Quindi come te, uso la mia testa.
Non sono avvinghiato a UTU, semplicemente non voglio andare avanti senza averlo capito a fondo.
E non mi ritengo ancora soddisfatto, sia in termini di effettivo impegno mio, che è del tutto sporadico e con lunghe pause, sia complessivo, perchè ne intendo la sottotrama principale, ma non riesco ancora a figurarla nel suo terribile orizzonte.
Leggermi le opere precedenti non se ne parla. Sia perchè sono quelle che (guarda caso) maggiormente vengono discusse, sia perchè è evidente lo iato di ispirazione, tra un buon filosofo-filologo, prima di UTU ed un "mostro" dopo, a partire da UTU.

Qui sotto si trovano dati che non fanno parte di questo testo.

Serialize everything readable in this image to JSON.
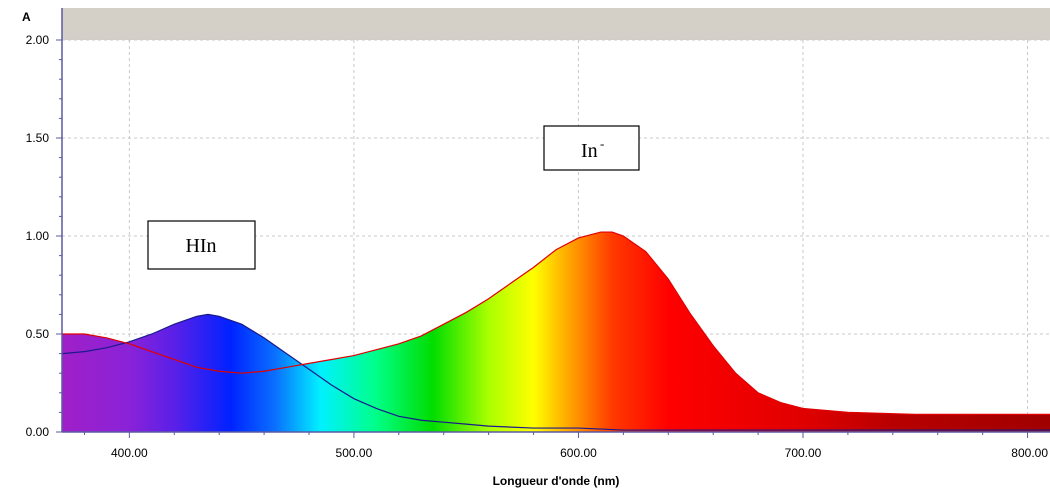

Se hai letto l'inattuale spiegami tu dunque come può la storia esimersi dal "chi la racconta"?
infatti scrivi
cit garbino
"Il fatto nel contesto storico non modifica lo svolgersi dinamico della Storia"
Il punto è che mi sembra tu usi la storia in una specie di ecezione universale, come se esistesse una Storia a parte.
Ma la storia è a mio avviso semplicemente quello che mi racconto che sia.
Dal manifesto del partito comunista che introduce una nuova filosofia della storia, appunto detta materialismo storico, mi sembra che invece si differenzi rispetto a "chi scrive" quella storia. Per inciso non è una questione meramente politica, è anche una visione antropologica più vasta, e più ragionevole, in quanto tiene conto non solo dei vincitori, ma anche dei vinti.
Come faremmo a capire se no la filosofia susseguente se non passiamo dalla revisione critica dello storicismo romantico?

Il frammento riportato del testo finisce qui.